The fact that Breaking the Silence does not reveal the names of the
soldiers who give testimony, so that they do not face prosecution around
the world or even in Israel, did not help. They are all fighting the
occupation — that is their real crime. Instead of going to speak on
television panels about the need for a “political horizon,” they tried
to do something about the reality here. The occupation is the ruler, and
it eliminates its opponents. Not because they are strong or threaten
it, but because there really is no other way. Because the project of
control in the occupied territories is in crisis, and we need to place
the blame on someone.
The Right’s vision
It is no coincidence, of course, that Ad Kan’s campaign is backed by the publicly funded Samaria Settler Council,
and that Regavim — which spends huge sums on tracking human rights
organizations — is also backed by state-funded local councils in the
West Bank. Ta’ayush, on the other hand, is run entirely by volunteers.
Now it seems that the only people who actually received money for their
trips to South Hebron Hills were Ad Kan’s moles, possibly funded by
Israeli taxpayers.
The
state and the Right are joining hands because the occupation is the
state. Guy Butavia discovered in his interrogation that the questions he
was asked by the police were passed on by Ad Kan. Israeli police in the
West Bank, a division of the Israel National Police that is totally
incompetent when it comes to solving recurring attacks against
Palestinians — and which closes investigations into people who attack
left-wing activists in broad daylight and in front of the cameras —
suddenly acted with maximum efficiency in response to the Uvda
investigation. Ezra Nawi was arrested at the airport despite the fact
that there was no order preventing him from leaving the country. Why?
How? Who cares. The arrestees were prevented from meeting with their
attorneys, as if we were dealing with a “ticking bomb.” Not only were
these blatantly political arrests, the most basic rights of the
detainees were suspended.
Something
dawned on human rights organizations and anti-occupation activists this
week. It seems clear to all that a new campaign has begun. Much of the
public is apathetic toward the Ta’ayush arrests, as goes for all
political persecution. In history classes we used to ask ourselves how
the “silent majority” and the “good people” allowed for such horrible
things to happen. Now the answer is clear: if someone is being
persecuted, there was probably a good reason, and the majority of people
continue living their lives, because that is what people do. The
weakness of Israel’s left-wing parties is far less clear to me. They are
still playing the old game of trying to wedge themselves into the
mainstream while the reality has changed completely.
It
must be repeated: the Right has no solution for the current situation.

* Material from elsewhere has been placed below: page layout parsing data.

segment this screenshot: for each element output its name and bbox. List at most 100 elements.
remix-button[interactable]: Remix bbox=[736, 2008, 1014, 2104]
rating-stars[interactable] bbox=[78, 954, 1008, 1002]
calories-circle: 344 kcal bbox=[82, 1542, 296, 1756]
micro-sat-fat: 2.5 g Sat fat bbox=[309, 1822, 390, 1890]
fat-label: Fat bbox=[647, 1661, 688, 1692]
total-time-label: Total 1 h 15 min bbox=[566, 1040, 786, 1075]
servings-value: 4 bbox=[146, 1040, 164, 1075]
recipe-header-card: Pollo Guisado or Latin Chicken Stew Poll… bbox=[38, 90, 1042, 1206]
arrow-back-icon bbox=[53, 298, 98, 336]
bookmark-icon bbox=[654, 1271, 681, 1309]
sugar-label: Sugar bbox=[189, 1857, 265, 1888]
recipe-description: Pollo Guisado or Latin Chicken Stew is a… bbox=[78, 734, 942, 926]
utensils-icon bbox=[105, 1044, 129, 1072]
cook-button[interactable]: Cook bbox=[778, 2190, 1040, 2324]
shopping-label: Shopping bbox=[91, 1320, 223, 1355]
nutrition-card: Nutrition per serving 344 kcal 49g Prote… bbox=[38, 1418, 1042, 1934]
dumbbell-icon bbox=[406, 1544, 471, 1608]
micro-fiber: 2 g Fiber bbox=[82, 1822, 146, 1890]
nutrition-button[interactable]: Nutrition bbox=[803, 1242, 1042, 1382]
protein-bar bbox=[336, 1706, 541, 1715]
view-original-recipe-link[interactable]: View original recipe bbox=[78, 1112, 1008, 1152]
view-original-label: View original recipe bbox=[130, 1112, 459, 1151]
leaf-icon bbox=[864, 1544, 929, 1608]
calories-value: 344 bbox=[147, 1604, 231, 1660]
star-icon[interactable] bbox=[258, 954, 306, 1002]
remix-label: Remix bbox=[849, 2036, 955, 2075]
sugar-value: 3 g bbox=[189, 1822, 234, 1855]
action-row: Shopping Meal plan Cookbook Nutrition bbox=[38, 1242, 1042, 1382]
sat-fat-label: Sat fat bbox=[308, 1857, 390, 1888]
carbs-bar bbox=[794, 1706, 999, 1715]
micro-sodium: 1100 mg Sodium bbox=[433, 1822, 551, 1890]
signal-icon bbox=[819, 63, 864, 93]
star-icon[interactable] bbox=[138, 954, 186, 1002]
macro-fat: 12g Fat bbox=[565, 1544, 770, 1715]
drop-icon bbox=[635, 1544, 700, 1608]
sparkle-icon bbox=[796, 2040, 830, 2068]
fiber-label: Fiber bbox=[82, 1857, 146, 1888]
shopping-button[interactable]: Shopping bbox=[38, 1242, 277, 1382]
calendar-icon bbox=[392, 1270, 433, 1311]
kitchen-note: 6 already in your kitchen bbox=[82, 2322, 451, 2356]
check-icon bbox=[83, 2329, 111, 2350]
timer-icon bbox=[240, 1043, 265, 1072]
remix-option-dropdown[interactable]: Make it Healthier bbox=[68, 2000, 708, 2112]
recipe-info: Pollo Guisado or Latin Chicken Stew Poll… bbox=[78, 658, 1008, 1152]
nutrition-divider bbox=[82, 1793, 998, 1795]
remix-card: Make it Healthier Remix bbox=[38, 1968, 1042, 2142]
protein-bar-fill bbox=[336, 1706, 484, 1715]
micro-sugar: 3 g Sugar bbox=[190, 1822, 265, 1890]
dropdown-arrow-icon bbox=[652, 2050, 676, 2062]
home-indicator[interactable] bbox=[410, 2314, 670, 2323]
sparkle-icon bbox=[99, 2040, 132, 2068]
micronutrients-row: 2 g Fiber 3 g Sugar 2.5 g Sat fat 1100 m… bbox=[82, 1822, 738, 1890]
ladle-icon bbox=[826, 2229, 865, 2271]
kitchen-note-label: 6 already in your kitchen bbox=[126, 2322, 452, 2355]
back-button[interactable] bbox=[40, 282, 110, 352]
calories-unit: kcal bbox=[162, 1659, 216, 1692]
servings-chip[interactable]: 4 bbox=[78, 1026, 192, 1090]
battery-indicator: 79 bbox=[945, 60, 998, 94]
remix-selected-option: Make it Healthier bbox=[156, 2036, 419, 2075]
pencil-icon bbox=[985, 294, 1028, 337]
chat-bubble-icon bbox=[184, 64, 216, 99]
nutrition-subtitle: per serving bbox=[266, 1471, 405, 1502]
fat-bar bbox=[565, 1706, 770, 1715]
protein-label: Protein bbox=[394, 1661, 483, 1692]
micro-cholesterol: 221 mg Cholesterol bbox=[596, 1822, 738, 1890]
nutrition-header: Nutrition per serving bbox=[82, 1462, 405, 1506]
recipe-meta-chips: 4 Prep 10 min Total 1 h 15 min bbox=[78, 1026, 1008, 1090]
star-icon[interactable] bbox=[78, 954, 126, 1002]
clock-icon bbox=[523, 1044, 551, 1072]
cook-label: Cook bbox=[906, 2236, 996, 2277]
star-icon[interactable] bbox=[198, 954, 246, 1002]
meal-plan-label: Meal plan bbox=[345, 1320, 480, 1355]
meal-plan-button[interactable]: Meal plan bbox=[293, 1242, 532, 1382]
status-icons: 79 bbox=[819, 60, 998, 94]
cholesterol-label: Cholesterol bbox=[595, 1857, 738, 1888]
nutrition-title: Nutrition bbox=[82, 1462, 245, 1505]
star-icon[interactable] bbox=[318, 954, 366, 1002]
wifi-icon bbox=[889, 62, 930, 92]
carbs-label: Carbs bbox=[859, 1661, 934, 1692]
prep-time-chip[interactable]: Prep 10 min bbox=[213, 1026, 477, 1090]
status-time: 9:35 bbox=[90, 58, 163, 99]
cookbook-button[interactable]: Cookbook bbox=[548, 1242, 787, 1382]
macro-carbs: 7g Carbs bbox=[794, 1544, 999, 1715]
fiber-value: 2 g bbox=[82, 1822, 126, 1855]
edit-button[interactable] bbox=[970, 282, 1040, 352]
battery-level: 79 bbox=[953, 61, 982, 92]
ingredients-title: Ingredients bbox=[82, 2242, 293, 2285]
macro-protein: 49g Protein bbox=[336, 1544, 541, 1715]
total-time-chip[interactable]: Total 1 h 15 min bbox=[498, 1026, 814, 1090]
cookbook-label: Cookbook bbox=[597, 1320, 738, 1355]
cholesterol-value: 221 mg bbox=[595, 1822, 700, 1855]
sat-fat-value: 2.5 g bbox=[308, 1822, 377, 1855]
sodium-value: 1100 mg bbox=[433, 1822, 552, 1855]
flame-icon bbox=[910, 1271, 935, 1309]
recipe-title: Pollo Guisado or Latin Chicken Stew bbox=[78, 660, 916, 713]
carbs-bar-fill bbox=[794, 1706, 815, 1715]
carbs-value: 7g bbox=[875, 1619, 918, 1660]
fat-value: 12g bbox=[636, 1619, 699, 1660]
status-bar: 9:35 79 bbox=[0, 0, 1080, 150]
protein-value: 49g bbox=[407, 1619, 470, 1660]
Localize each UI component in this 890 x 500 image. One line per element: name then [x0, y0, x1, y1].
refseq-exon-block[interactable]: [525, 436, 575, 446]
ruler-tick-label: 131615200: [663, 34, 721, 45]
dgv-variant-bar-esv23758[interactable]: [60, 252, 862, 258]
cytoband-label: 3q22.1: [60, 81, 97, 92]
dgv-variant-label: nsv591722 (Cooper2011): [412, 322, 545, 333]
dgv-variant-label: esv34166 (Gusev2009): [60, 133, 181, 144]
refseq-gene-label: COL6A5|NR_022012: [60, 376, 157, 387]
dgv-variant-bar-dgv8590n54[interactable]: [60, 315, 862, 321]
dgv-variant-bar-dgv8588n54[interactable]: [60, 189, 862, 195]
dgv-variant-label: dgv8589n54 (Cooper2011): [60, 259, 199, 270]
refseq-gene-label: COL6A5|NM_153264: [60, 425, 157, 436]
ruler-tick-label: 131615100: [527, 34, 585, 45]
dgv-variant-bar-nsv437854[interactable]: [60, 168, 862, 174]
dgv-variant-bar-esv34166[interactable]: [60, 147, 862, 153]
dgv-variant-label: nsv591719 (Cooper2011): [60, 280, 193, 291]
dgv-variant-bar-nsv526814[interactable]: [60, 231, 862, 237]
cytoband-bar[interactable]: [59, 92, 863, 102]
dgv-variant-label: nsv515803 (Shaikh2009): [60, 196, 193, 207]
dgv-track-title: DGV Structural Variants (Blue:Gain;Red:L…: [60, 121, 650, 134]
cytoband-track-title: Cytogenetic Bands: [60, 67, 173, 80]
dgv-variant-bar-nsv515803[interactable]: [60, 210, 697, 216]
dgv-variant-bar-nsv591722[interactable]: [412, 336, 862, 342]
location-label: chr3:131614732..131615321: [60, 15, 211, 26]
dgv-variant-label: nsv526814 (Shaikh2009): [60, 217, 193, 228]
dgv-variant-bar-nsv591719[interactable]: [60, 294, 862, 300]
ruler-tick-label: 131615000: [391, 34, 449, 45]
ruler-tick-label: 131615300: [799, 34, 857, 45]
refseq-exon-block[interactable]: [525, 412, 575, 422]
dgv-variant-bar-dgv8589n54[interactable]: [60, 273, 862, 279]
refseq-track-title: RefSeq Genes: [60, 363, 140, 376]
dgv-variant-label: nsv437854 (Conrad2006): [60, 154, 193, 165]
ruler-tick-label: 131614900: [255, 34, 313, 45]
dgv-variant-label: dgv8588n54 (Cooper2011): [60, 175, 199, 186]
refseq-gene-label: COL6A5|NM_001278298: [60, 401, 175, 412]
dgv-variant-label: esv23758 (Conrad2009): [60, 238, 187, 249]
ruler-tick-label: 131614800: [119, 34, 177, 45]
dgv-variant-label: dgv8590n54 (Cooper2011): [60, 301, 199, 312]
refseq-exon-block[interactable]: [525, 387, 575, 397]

The Palestinians will continue to resist the occupation, even if all the
human rights organizations are shut down. Even if Israel manages to
silence the Palestinians for a month, a year, or five. Those who view
Arab citizens of Israel as enemies will turn them into enemies. Those
who view Israelis who oppose the occupation as traitors won’t stop
there. The only vision the Right is presenting is a civil war between
Jews and Arabs, and between Jews and Jews. The only thing preventing
that from happening is Israel’s sheer military strength. But desperation
will also find a way to break through even that. With every day that
passes, the price of changing direction only rises, and those who are
able to step on the brakes prefer to sit on the fence.